Nel corso degli anni, ai nomi altisonanti della politica se ne sono affiancati altri e in alcuni casi persino di più, ma che nulla hanno a che fare con le aule parlamentari, da Francesco Guccini a Vasco Rossi, da Luciano Moggi a Veronica Lario, da Claudio Magris a Camilla Cederna e Oriana Fallaci, da Bruno Vespa a Barbara Palombelli e Guido Quaranta e quest’anno anche Michele Cucuzza.

Nel 1978, quando salì al Colle Sandro Pertini, qualcuno nel segreto della cabina sulla scheda scrisse il nome del costruttore Gaetano Caltagirone. Nel 1985, l’anno dell’elezione-lampo di Francesco Cossiga, un pugno di voti andò al fondatore della P2 Licio Gelli.

Ma è nel 1992, quando dopo 12 giorni di votazione e 16 scrutini diventò presidente della Repubblica Oscar Luigi Scalfaro, che si scatenò la fantasia di deputati, senatori e delegati regionali. In quell’occasione ci fu chi volle premiare con un voto la Sofia nazionale e Antonio Di Pietro, allora magistrato del poool milanese di Mani pulite. Nel corso dei 16 scrutini necessari a mandare sul Colle più alto Scalfaro, ci furono anche voti shock: tre a Franco Piperno, uno dei leader di Potere Operaio, e ben 23 ad Adriano Sofri, ex leader di Lotta Continua.
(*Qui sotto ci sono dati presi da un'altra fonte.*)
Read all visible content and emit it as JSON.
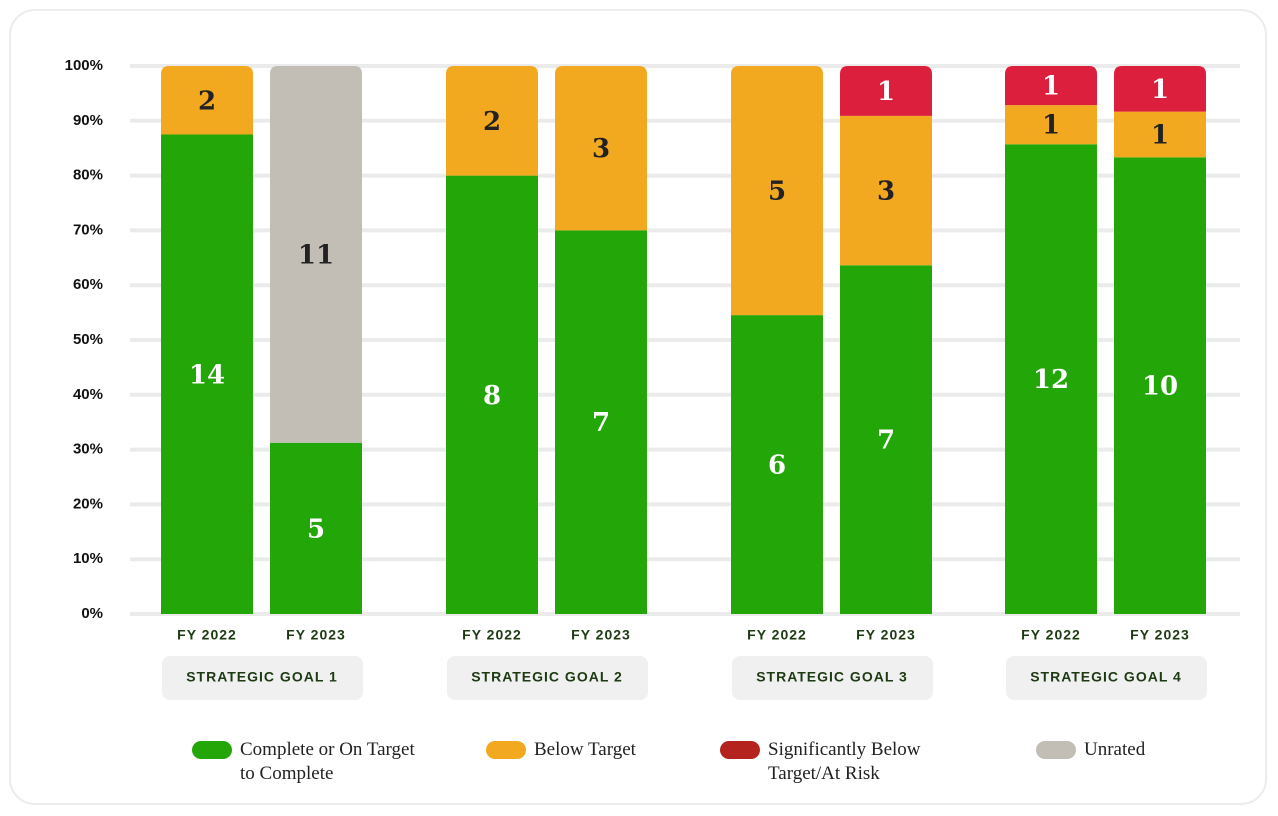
{
  "chart_data": {
    "type": "bar",
    "percent_stacked": true,
    "groups": [
      "STRATEGIC GOAL 1",
      "STRATEGIC GOAL 2",
      "STRATEGIC GOAL 3",
      "STRATEGIC GOAL 4"
    ],
    "categories": [
      [
        "FY 2022",
        "FY 2023"
      ],
      [
        "FY 2022",
        "FY 2023"
      ],
      [
        "FY 2022",
        "FY 2023"
      ],
      [
        "FY 2022",
        "FY 2023"
      ]
    ],
    "series": [
      {
        "name": "Complete or On Target to Complete",
        "color": "#22a608",
        "label_color": "#ffffff",
        "values": [
          [
            14,
            5
          ],
          [
            8,
            7
          ],
          [
            6,
            7
          ],
          [
            12,
            10
          ]
        ]
      },
      {
        "name": "Below Target",
        "color": "#f2a81f",
        "label_color": "#222222",
        "values": [
          [
            2,
            null
          ],
          [
            2,
            3
          ],
          [
            5,
            3
          ],
          [
            1,
            1
          ]
        ]
      },
      {
        "name": "Significantly Below Target/At Risk",
        "color": "#dc1f3c",
        "legend_color": "#b5231e",
        "label_color": "#ffffff",
        "values": [
          [
            null,
            null
          ],
          [
            null,
            null
          ],
          [
            null,
            1
          ],
          [
            1,
            1
          ]
        ]
      },
      {
        "name": "Unrated",
        "color": "#c2beb5",
        "label_color": "#222222",
        "values": [
          [
            null,
            11
          ],
          [
            null,
            null
          ],
          [
            null,
            null
          ],
          [
            null,
            null
          ]
        ]
      }
    ],
    "ylim": [
      0,
      100
    ],
    "yticks": [
      {
        "value": 0,
        "label": "0%"
      },
      {
        "value": 10,
        "label": "10%"
      },
      {
        "value": 20,
        "label": "20%"
      },
      {
        "value": 30,
        "label": "30%"
      },
      {
        "value": 40,
        "label": "40%"
      },
      {
        "value": 50,
        "label": "50%"
      },
      {
        "value": 60,
        "label": "60%"
      },
      {
        "value": 70,
        "label": "70%"
      },
      {
        "value": 80,
        "label": "80%"
      },
      {
        "value": 90,
        "label": "90%"
      },
      {
        "value": 100,
        "label": "100%"
      }
    ],
    "grid": true
  }
}
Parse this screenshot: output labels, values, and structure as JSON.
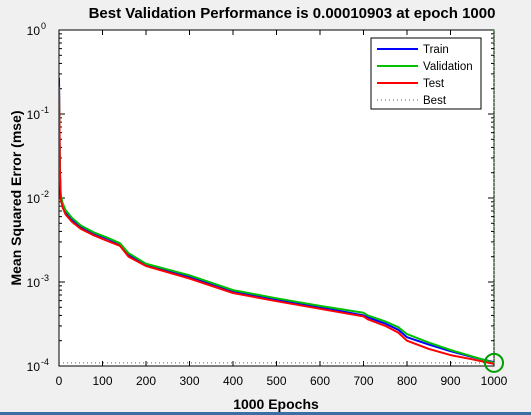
{
  "chart_data": {
    "type": "line",
    "title": "Best Validation Performance is 0.00010903 at epoch 1000",
    "xlabel": "1000 Epochs",
    "ylabel": "Mean Squared Error  (mse)",
    "xlim": [
      0,
      1000
    ],
    "ylim": [
      0.0001,
      1
    ],
    "yscale": "log",
    "grid": false,
    "legend_position": "top-right",
    "x_ticks": [
      "0",
      "100",
      "200",
      "300",
      "400",
      "500",
      "600",
      "700",
      "800",
      "900",
      "1000"
    ],
    "y_ticks": [
      {
        "base": "10",
        "exp": "0"
      },
      {
        "base": "10",
        "exp": "-1"
      },
      {
        "base": "10",
        "exp": "-2"
      },
      {
        "base": "10",
        "exp": "-3"
      },
      {
        "base": "10",
        "exp": "-4"
      }
    ],
    "series": [
      {
        "name": "Train",
        "color": "#0000ff",
        "style": "solid",
        "x": [
          0,
          2,
          4,
          8,
          15,
          30,
          50,
          80,
          110,
          140,
          160,
          200,
          300,
          400,
          500,
          600,
          700,
          710,
          750,
          780,
          800,
          850,
          900,
          950,
          1000
        ],
        "y": [
          0.27,
          0.02,
          0.0105,
          0.0082,
          0.0068,
          0.0055,
          0.0045,
          0.0038,
          0.0033,
          0.0028,
          0.0021,
          0.0016,
          0.00115,
          0.00078,
          0.00062,
          0.0005,
          0.0004,
          0.00038,
          0.00032,
          0.00027,
          0.00022,
          0.00018,
          0.00015,
          0.000128,
          0.000111
        ]
      },
      {
        "name": "Validation",
        "color": "#00c000",
        "style": "solid",
        "x": [
          0,
          2,
          4,
          8,
          15,
          30,
          50,
          80,
          110,
          140,
          160,
          200,
          300,
          400,
          500,
          600,
          700,
          710,
          750,
          780,
          800,
          850,
          900,
          950,
          1000
        ],
        "y": [
          0.2,
          0.021,
          0.011,
          0.0088,
          0.0072,
          0.0058,
          0.0047,
          0.0039,
          0.0034,
          0.0029,
          0.0022,
          0.00165,
          0.0012,
          0.0008,
          0.00064,
          0.00052,
          0.00043,
          0.0004,
          0.00034,
          0.00029,
          0.00024,
          0.00019,
          0.000155,
          0.00013,
          0.000109
        ]
      },
      {
        "name": "Test",
        "color": "#ff0000",
        "style": "solid",
        "x": [
          0,
          2,
          4,
          8,
          15,
          30,
          50,
          80,
          110,
          140,
          160,
          200,
          300,
          400,
          500,
          600,
          700,
          710,
          750,
          780,
          800,
          850,
          900,
          950,
          1000
        ],
        "y": [
          0.21,
          0.02,
          0.0098,
          0.0078,
          0.0064,
          0.0052,
          0.0043,
          0.0036,
          0.0031,
          0.0027,
          0.002,
          0.00155,
          0.0011,
          0.00074,
          0.00059,
          0.00048,
          0.00039,
          0.00036,
          0.0003,
          0.00025,
          0.0002,
          0.00016,
          0.000135,
          0.00012,
          0.000106
        ]
      },
      {
        "name": "Best",
        "color": "#00a000",
        "style": "dotted",
        "best_epoch": 1000,
        "best_value": 0.00010903
      }
    ]
  }
}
Ci fu anche chi nella scheda scrisse il nome di Vittorio Mussolini, secondogenito di Benito e Rachele, negli anni Quaranta sceneggiatore e produttore cinematografico, e chi regalò un voto a Maria Gabriella di Savoia, evitando, però di scrivere per esteso il nome dell’esponente della Casa reale: Maria Gabriella Giuseppa Aldegonda Adelaide Margherita Ludovica Felicita Gennara di Savoia.